From 594 incidents of knife crime in 2010 to more than 11,000 today, Merseyside police have suffered one of the highest rises in violent crime of any force in the country. It has one of the highest rates of gun crime per head, and it is little wonder that its chief constable, Andy Cooke, stated:

“So have I got sufficient resources to fight gun crime? No, I haven’t. I will put all of the resources I have available to it and we will continue to see some excellent convictions…but if I had more staff would I put them to deal with gun crime?
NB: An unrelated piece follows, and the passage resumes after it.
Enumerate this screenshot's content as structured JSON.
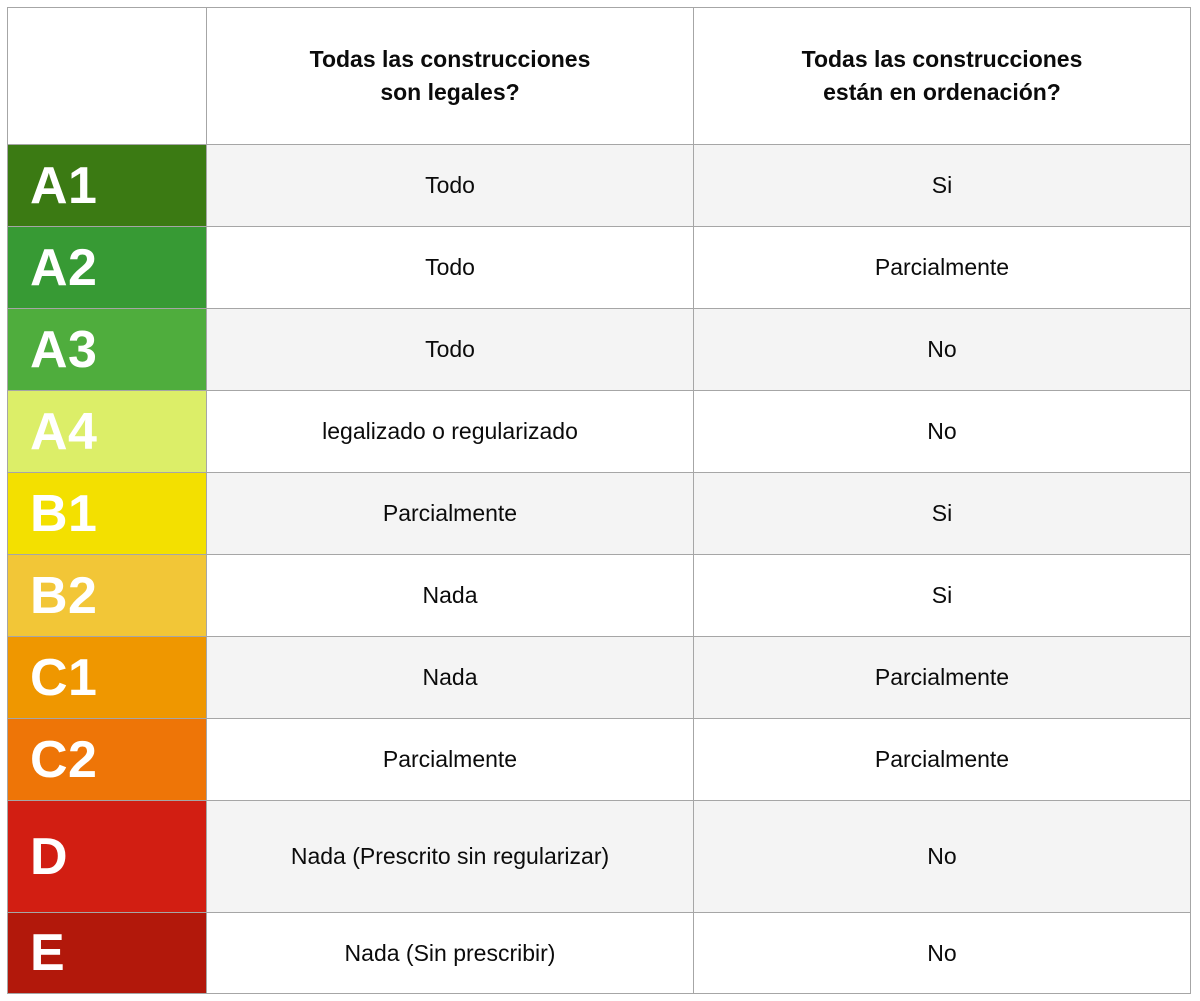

Yes I would.”

At the heart of the inequity in the Government’s approach to funding our police, particularly in Merseyside, is the fact that it is based on the ability of an area to pay—it is based on the number of large houses that that police force happens to have in its area. When we consider the picture for police forces nationwide, that is not only unfair but reckless. The greatest challenges facing our police forces are the surge in violent crime, child sexual exploitation, risks from terrorism, county lines and cyber-crime. Those challenges do not present an even picture across the country because crime rates are higher in metropolitan areas such as Merseyside. It is therefore completely perverse that forces such as Merseyside police, which have suffered the greatest cuts, should receive least from the funding settlement.

Last month the Government should have presented a funding settlement that meets need and demand, but instead of using any of the investment provided by the Home Office to help meet the operational demands caused by missing persons, child sexual exploitation and serious crime, every penny of central Government funding will be sunk into pension costs that the Government have imposed on forces. That is perverse and will create a postcode lottery in policing, meaning that those communities that cannot afford to pay will see policing get worse and worse.

As has been said, Merseyside is an excellent police force with exceptional officers from the chief constable, Andy Cooke, to the frontline and the hardworking police community support officers and staff. The force has fantastic advocates in its parliamentary representatives and its police and crime commissioner, Jane Kennedy, who consistently make the case for a fairer funding settlement. It seems, however, that with this Government in office Merseyside police will never get the funding that it needs or deserves.